A Lil se le notaba vocación para la enseñanza. Miró en derredor para ver quién prestaba atención y quién no.
—¿Qué es un travestí, Girl 19?
Era una pregunta absurdamente sencilla. Lil sólo pretendía que supiesen que esperaba que le prestasen atención. Era parte de su trabajo. A Girl 19 no le costó trabajo contestar.
—Un hombre a quien le gusta vestirse de mujer.
A Girl 4 siempre le había gustado estudiar, aunque no llegó a terminar el bachillerato. Era la típica «buena alumna», de las que se sientan en primera fila, le sonríen al profesor y se apresuran a levantar la mano cuando las compañeras se han quedado mudas. No lo hacía para dejarlas en evidencia pero sí le gustaba que la considerasen más inteligente. La mayoría de sus compañeras de instituto la consideraban un «plomo». Luego se convirtió en el hazmerreír, al saberse que a Girl 4 la había dejado encinta el payaso del curso y que no podría ir a la universidad. La línea erótica no era precisamente la facultad, ni aquélla era tampoco la clase de álgebra de la profesora Berger, pero no andaba muy lejos.
Girl 4 sintió un cosquilleo de entusiasmo al intuir lo que Lil quería escuchar. Tenía que demostrar lo inteligente que era, algo que hacía mucho tiempo que no podía hacer.
—O viceversa —dijo Girl 4, en alusión al hecho de que también había mujeres a quienes les gustaba vestirse como los hombres.
Lil fijó la mirada en ella antes de proseguir, sorprendida por su entusiasta participación.
Ciertamente, había de todo en este mundo.
—Grandes empresarios y, en su vida privada, travestís. Vosotras los escucháis, no los juzgáis. Queréis gustarles. Porque, si les gustáis, vuelven a llamar y, si llaman mucho...
No hacía falta que a Girl 6 le aclarasen para qué estaba allí.
—Ganáis un pastón —sentenció Lil.
Todas se echaron a reír. A ellas tampoco hacía falta que se lo aclarasen.

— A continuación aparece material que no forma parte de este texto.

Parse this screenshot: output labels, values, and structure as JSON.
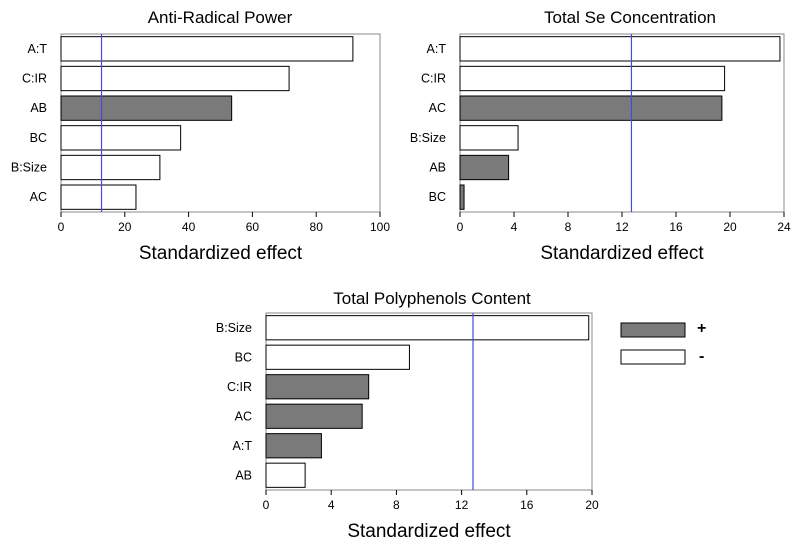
{
  "chart_data": [
    {
      "type": "bar",
      "orientation": "horizontal",
      "title": "Anti-Radical Power",
      "xlabel": "Standardized effect",
      "categories": [
        "A:T",
        "C:IR",
        "AB",
        "BC",
        "B:Size",
        "AC"
      ],
      "values": [
        91.5,
        71.5,
        53.5,
        37.5,
        31,
        23.5
      ],
      "signs": [
        "-",
        "-",
        "+",
        "-",
        "-",
        "-"
      ],
      "xlim": [
        0,
        100
      ],
      "ticks": [
        0,
        20,
        40,
        60,
        80,
        100
      ],
      "tick_labels": [
        "0",
        "20",
        "40",
        "60",
        "80",
        "100"
      ],
      "reference_line": 12.7
    },
    {
      "type": "bar",
      "orientation": "horizontal",
      "title": "Total Se Concentration",
      "xlabel": "Standardized effect",
      "categories": [
        "A:T",
        "C:IR",
        "AC",
        "B:Size",
        "AB",
        "BC"
      ],
      "values": [
        23.7,
        19.6,
        19.4,
        4.3,
        3.6,
        0.3
      ],
      "signs": [
        "-",
        "-",
        "+",
        "-",
        "+",
        "+"
      ],
      "xlim": [
        0,
        24
      ],
      "ticks": [
        0,
        4,
        8,
        12,
        16,
        20,
        24
      ],
      "tick_labels": [
        "0",
        "4",
        "8",
        "12",
        "16",
        "20",
        "24"
      ],
      "reference_line": 12.7
    },
    {
      "type": "bar",
      "orientation": "horizontal",
      "title": "Total Polyphenols  Content",
      "xlabel": "Standardized effect",
      "categories": [
        "B:Size",
        "BC",
        "C:IR",
        "AC",
        "A:T",
        "AB"
      ],
      "values": [
        19.8,
        8.8,
        6.3,
        5.9,
        3.4,
        2.4
      ],
      "signs": [
        "-",
        "-",
        "+",
        "+",
        "+",
        "-"
      ],
      "xlim": [
        0,
        20
      ],
      "ticks": [
        0,
        4,
        8,
        12,
        16,
        20
      ],
      "tick_labels": [
        "0",
        "4",
        "8",
        "12",
        "16",
        "20"
      ],
      "reference_line": 12.7
    }
  ],
  "legend": {
    "items": [
      {
        "sign": "+",
        "label": "+",
        "color": "#7a7a7a"
      },
      {
        "sign": "-",
        "label": "-",
        "color": "#ffffff"
      }
    ]
  },
  "colors": {
    "positive_bar": "#7a7a7a",
    "negative_bar": "#ffffff",
    "reference_line": "#4a4ad8",
    "frame": "#888888"
  }
}
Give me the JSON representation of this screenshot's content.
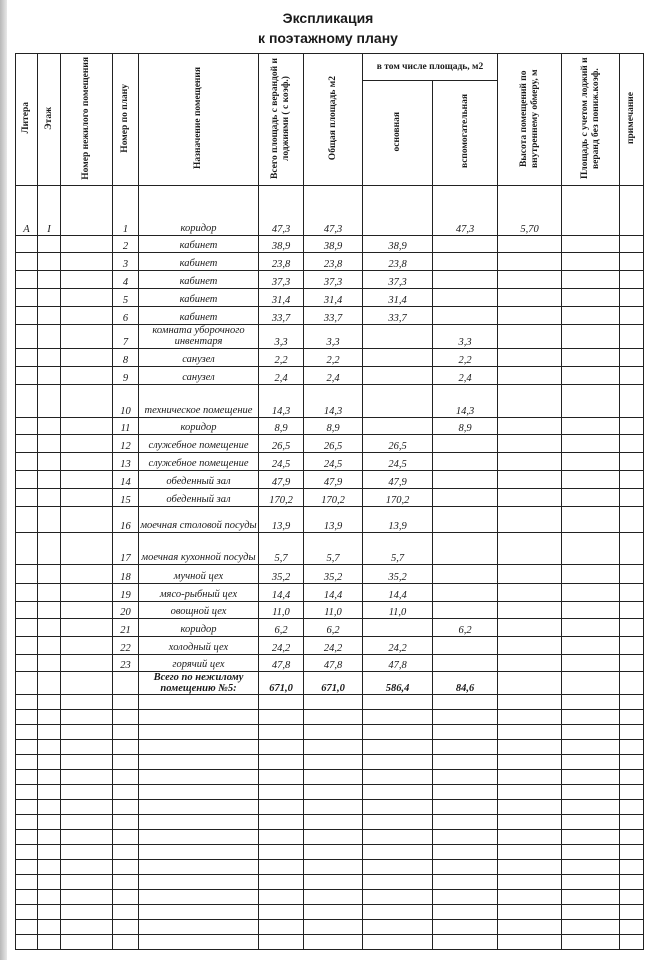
{
  "title_line1": "Экспликация",
  "title_line2": "к поэтажному плану",
  "headers": {
    "litera": "Литера",
    "floor": "Этаж",
    "premise_no": "Номер нежилого помещения",
    "plan_no": "Номер по плану",
    "purpose": "Назначение помещения",
    "total_area": "Всего площадь с верандой и лоджиями ( с коэф.)",
    "common_area": "Общая площадь м2",
    "incl_area": "в том числе площадь, м2",
    "main": "основная",
    "aux": "вспомогательная",
    "height": "Высота помещений по внутреннему обмеру, м",
    "loggia_area": "Площадь с учетом лоджий и веранд без пониж.коэф.",
    "note": "примечание"
  },
  "rows": [
    {
      "litera": "А",
      "floor": "I",
      "no": "1",
      "name": "коридор",
      "total": "47,3",
      "common": "47,3",
      "main": "",
      "aux": "47,3",
      "height": "5,70"
    },
    {
      "no": "2",
      "name": "кабинет",
      "total": "38,9",
      "common": "38,9",
      "main": "38,9",
      "aux": ""
    },
    {
      "no": "3",
      "name": "кабинет",
      "total": "23,8",
      "common": "23,8",
      "main": "23,8",
      "aux": ""
    },
    {
      "no": "4",
      "name": "кабинет",
      "total": "37,3",
      "common": "37,3",
      "main": "37,3",
      "aux": ""
    },
    {
      "no": "5",
      "name": "кабинет",
      "total": "31,4",
      "common": "31,4",
      "main": "31,4",
      "aux": ""
    },
    {
      "no": "6",
      "name": "кабинет",
      "total": "33,7",
      "common": "33,7",
      "main": "33,7",
      "aux": ""
    },
    {
      "no": "7",
      "name": "комната уборочного инвентаря",
      "total": "3,3",
      "common": "3,3",
      "main": "",
      "aux": "3,3"
    },
    {
      "no": "8",
      "name": "санузел",
      "total": "2,2",
      "common": "2,2",
      "main": "",
      "aux": "2,2"
    },
    {
      "no": "9",
      "name": "санузел",
      "total": "2,4",
      "common": "2,4",
      "main": "",
      "aux": "2,4"
    },
    {
      "no": "10",
      "name": "техническое помещение",
      "total": "14,3",
      "common": "14,3",
      "main": "",
      "aux": "14,3"
    },
    {
      "no": "11",
      "name": "коридор",
      "total": "8,9",
      "common": "8,9",
      "main": "",
      "aux": "8,9"
    },
    {
      "no": "12",
      "name": "служебное помещение",
      "total": "26,5",
      "common": "26,5",
      "main": "26,5",
      "aux": ""
    },
    {
      "no": "13",
      "name": "служебное помещение",
      "total": "24,5",
      "common": "24,5",
      "main": "24,5",
      "aux": ""
    },
    {
      "no": "14",
      "name": "обеденный зал",
      "total": "47,9",
      "common": "47,9",
      "main": "47,9",
      "aux": ""
    },
    {
      "no": "15",
      "name": "обеденный зал",
      "total": "170,2",
      "common": "170,2",
      "main": "170,2",
      "aux": ""
    },
    {
      "no": "16",
      "name": "моечная столовой посуды",
      "total": "13,9",
      "common": "13,9",
      "main": "13,9",
      "aux": ""
    },
    {
      "no": "17",
      "name": "моечная кухонной посуды",
      "total": "5,7",
      "common": "5,7",
      "main": "5,7",
      "aux": ""
    },
    {
      "no": "18",
      "name": "мучной цех",
      "total": "35,2",
      "common": "35,2",
      "main": "35,2",
      "aux": ""
    },
    {
      "no": "19",
      "name": "мясо-рыбный цех",
      "total": "14,4",
      "common": "14,4",
      "main": "14,4",
      "aux": ""
    },
    {
      "no": "20",
      "name": "овощной цех",
      "total": "11,0",
      "common": "11,0",
      "main": "11,0",
      "aux": ""
    },
    {
      "no": "21",
      "name": "коридор",
      "total": "6,2",
      "common": "6,2",
      "main": "",
      "aux": "6,2"
    },
    {
      "no": "22",
      "name": "холодный цех",
      "total": "24,2",
      "common": "24,2",
      "main": "24,2",
      "aux": ""
    },
    {
      "no": "23",
      "name": "горячий цех",
      "total": "47,8",
      "common": "47,8",
      "main": "47,8",
      "aux": ""
    }
  ],
  "total": {
    "label": "Всего по нежилому помещению №5:",
    "total": "671,0",
    "common": "671,0",
    "main": "586,4",
    "aux": "84,6"
  }
}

Lil tenía que ceñirse al orden de su sesión informativa. Uno de sus objetivos era elevar la moral de las chicas y fomentar la camaradería. Pero lo primero era lo primero.
—Vamos a ver, Girl 19, háganos una demostración.
Girl 19, la hija del agente de seguros de Long Island, titubeó. En la entrevista con Lil, a solas con ella, no tuvo el menor problema. Incluso habló de fantasías eróticas de lo más extravagantes. Sin embargo, ahora sentía el mismo azoramiento que se apoderaba de ella en el instituto. Siempre que le preguntaban, Girl 19 se ponía roja como un tomate y sudaba. ¿Por qué tenía que ser ella la primera? Se habría sentido mucho más desenvuelta de haber salido otra en primer lugar.
Lil no pensaba tener mucha paciencia. Se ponía hecha una furia cada vez que se equivocaba al contratar a alguien. Tales equivocaciones equivalían a perder el tiempo. Y el tiempo era dinero. No había que olvidar que allí se cobraba por minuto.
—Mire, Girl 19, la timidez no va con este trabajo.
Girl 19 se sobrepuso y eligió uno de los personajes que podía tener que interpretar.
—Mi cachonda se llama Stacey. Noventa y seis, sesenta, noventa y seis. Rubia. Ojos azules. No acabó el bachillerato.
A Lil le daba igual que la cachonda Stacey no hubiese terminado el bachillerato, o que se hubiese doctorado en neurofisiología y realizase las más audaces operaciones quirúrgicas en el más moderno hospital del país. La biografía no interesaba. De lo que se trataba era de que la cachonda supiese vender sexo. Eso era lo único que importaba.